Wer sich die gravierenden Unterschiede hinsichtlich des Potenzials (nicht nur) im englischen Profifußball vergegenwärtigen möchte, kann sich den ‚Topklub‘ der 103.000-Einwohner-Stadt Oldham genauer anschauen. Dessen Fans freuen sich auf die neue Saison, weil ihr Stadion Boundary Park im Lauf der Spielzeit nach mehreren Jahren endlich wieder vier Tribünen haben wird. Der neue, derzeit in Bau befindliche North Stand wird die Kapazität der Heimstätte von Oldham Athletic um rund 2600 auf gut 13.000 Plätze erhöhen. Dazu kommen VIP- und andere Räumlichkeiten sowie ein fesches, modernes Aussehen. Über den Baufortgang können sich die Anhänger der ‚Latics‘ auf der Vereins-Homepage auf einer eigenen Unterseite informieren.

Für Außenstehende erschließt sich die Notwendigkeit der neuen Nordtribüne nicht unmittelbar: Der Zuschauerschnitt des Drittligisten schwankt zwischen 3000 und 5000. Die Lage des Klubs (Grundlegendes dazu an anderer Stelle) in unmittelbarer Nähe zu Manchester macht es nicht leicht, außerhalb der höchsten Spielklasse neue Fans zu gewinnen. Doch den Faktor, endlich wieder ein vollständiges Stadion zu haben – nachdem zwischenzeitlich ein Neubau außerhalb der Stadt zur Diskussion stand – sollte man nicht unterschätzen. Den Fans gibt der Anblick nach langen Jahren von Niedergang und später Stagnation wieder Selbstbewusstsein zurück.

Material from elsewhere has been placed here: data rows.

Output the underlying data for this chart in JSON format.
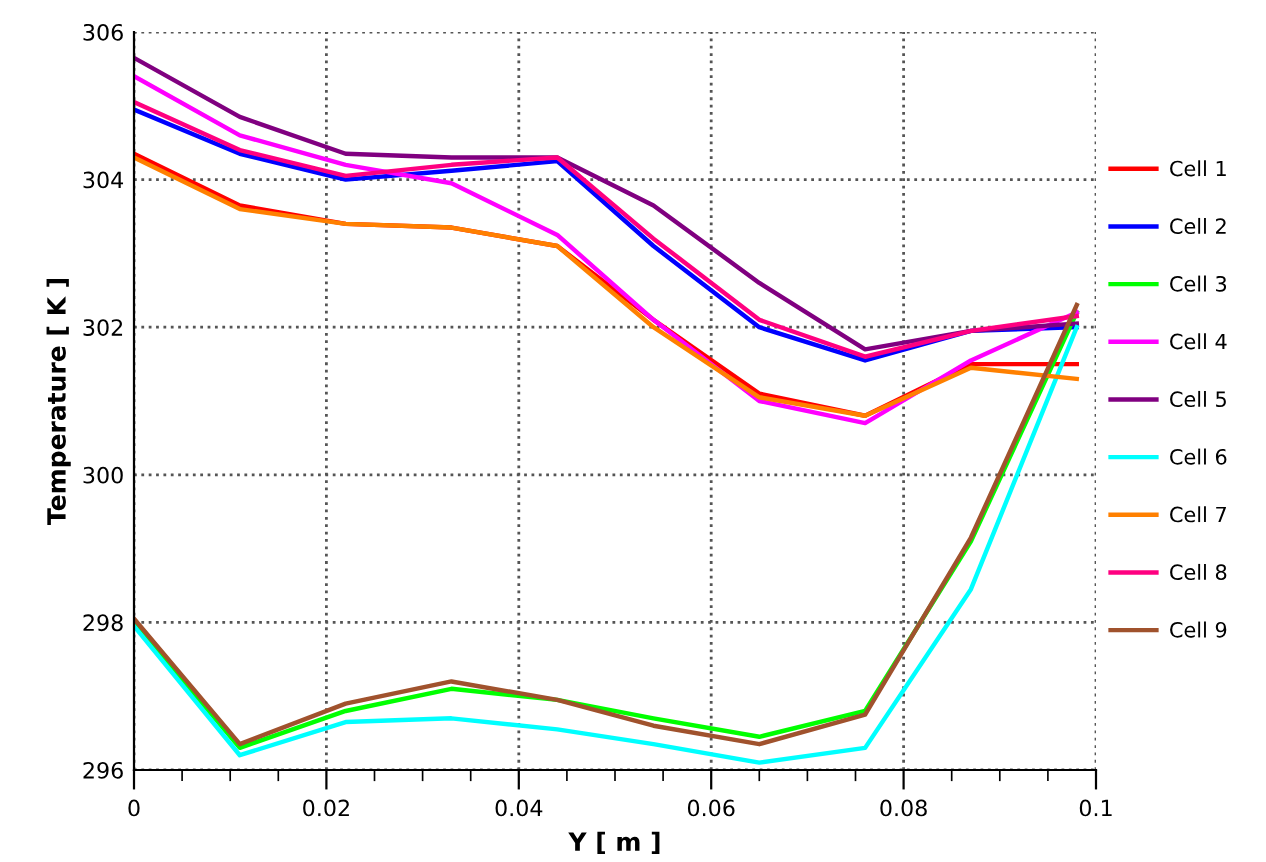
{
  "chart_data": {
    "type": "line",
    "xlabel": "Y [ m ]",
    "ylabel": "Temperature [ K ]",
    "x": [
      0,
      0.011,
      0.022,
      0.033,
      0.044,
      0.054,
      0.065,
      0.076,
      0.087,
      0.098
    ],
    "xlim": [
      0,
      0.1
    ],
    "xticks": [
      0,
      0.02,
      0.04,
      0.06,
      0.08,
      {
        "value": 0.1,
        "label": "0.1"
      }
    ],
    "ylim": [
      296,
      306
    ],
    "yticks": [
      296,
      298,
      300,
      302,
      304,
      306
    ],
    "grid": true,
    "legend": "right",
    "marker": "none",
    "line_style": "solid",
    "series": [
      {
        "name": "Cell 1",
        "color": "#ff0000",
        "values": [
          304.35,
          303.65,
          303.4,
          303.35,
          303.1,
          302.1,
          301.1,
          300.8,
          301.5,
          301.5
        ]
      },
      {
        "name": "Cell 2",
        "color": "#0000ff",
        "values": [
          304.95,
          304.35,
          304.0,
          304.12,
          304.25,
          303.1,
          302.0,
          301.55,
          301.95,
          302.0
        ]
      },
      {
        "name": "Cell 3",
        "color": "#00ff00",
        "values": [
          298.0,
          296.3,
          296.8,
          297.1,
          296.95,
          296.7,
          296.45,
          296.8,
          299.1,
          302.2
        ]
      },
      {
        "name": "Cell 4",
        "color": "#ff00ff",
        "values": [
          305.4,
          304.6,
          304.2,
          303.95,
          303.25,
          302.1,
          301.0,
          300.7,
          301.55,
          302.2
        ]
      },
      {
        "name": "Cell 5",
        "color": "#800080",
        "values": [
          305.65,
          304.85,
          304.35,
          304.3,
          304.3,
          303.65,
          302.6,
          301.7,
          301.95,
          302.05
        ]
      },
      {
        "name": "Cell 6",
        "color": "#00ffff",
        "values": [
          297.95,
          296.2,
          296.65,
          296.7,
          296.55,
          296.35,
          296.1,
          296.3,
          298.45,
          302.0
        ]
      },
      {
        "name": "Cell 7",
        "color": "#ff8000",
        "values": [
          304.3,
          303.6,
          303.4,
          303.35,
          303.1,
          302.0,
          301.05,
          300.8,
          301.45,
          301.3
        ]
      },
      {
        "name": "Cell 8",
        "color": "#ff0080",
        "values": [
          305.05,
          304.4,
          304.05,
          304.2,
          304.3,
          303.2,
          302.1,
          301.6,
          301.95,
          302.15
        ]
      },
      {
        "name": "Cell 9",
        "color": "#a0522d",
        "values": [
          298.05,
          296.35,
          296.9,
          297.2,
          296.95,
          296.6,
          296.35,
          296.75,
          299.15,
          302.3
        ]
      }
    ]
  }
}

Spielerisch war schon die vergangene Saison ein Fortschritt für die Latics – obwohl sie ’nur‘ auf Platz 15 endete. Doch für einen Verein, dessen Leistungsträger sich selten auf langfristige Verträge einlassen und der daher im Grunde jede zweite Saison einen Neuaufbau starten muss, ist die Leistung unter dem 33 Jahre jungen Trainer Lee Johnson dennoch beachtlich. Oldham spielt erfrischenden offensiven Fußball und will dies auch in der kommenden Spielzeit beibehalten.

Wieder muss Johnson drei wichtige Spieler ersetzen, die es zu scheinbar ambitionierteren oder besser zahlenden Klubs gezogen hat – unter ihnen der von den Fans gewählte ‚Player of the Season‘, Mittelfeldmotor James Wesolowski. Mit dem jungen Linksverteidiger Joseph Mills vom Neu-Erstligisten Burnley, dem erfahrenen Rechtsverteidiger Brian Wilson (Colchester United) und Mittelfeldmann Mike Jones (Crawley Town) hat er die Abgänge bereits halbwegs kompensiert – nun arbeitet Johnson an der Stärkung der Offensive. Dabei setzt er auch auf die eigene Jugendarbeit: Der 18-jährige Stürmer Jordan Bove hat wie Torwart Joel Coleman seinen ersten Profivertrag unterschrieben. Ein weiteres positives Zeichen – auch wenn er sicher zu Beginn nicht im Zentrum von Johnsons Überlegungen stehen dürfte.

Jung, sympathisch und verhältnismäßig mittellos – vielleicht können die Latics mit dieser Mischung im hoffentlich bald fertigen Stadion für eine Überraschung sorgen. Allgemein wird die League One ohne die Wolves im Schafspelz – die wieder aufgestiegenen Wolverhampton Wanderers, die schon bald wieder Premier League spielen könnten – und ohne Top-Absteiger als ausgeglichener angesehen. Ob es aber gleich für einen Platz in den Play-Offs reicht?

2 Gedanken zu “Ein Stadion mit vier Seiten

  1. Ich habe mir den Stadionbesuch dort für meinen nächsten England-Aufenthalt fest vorgenommen, wenn die vierte Tribüne fertig ist. Wäre schön, wenn dieser Weg, den die Latics einschlagen, auch mal funktionieren würde.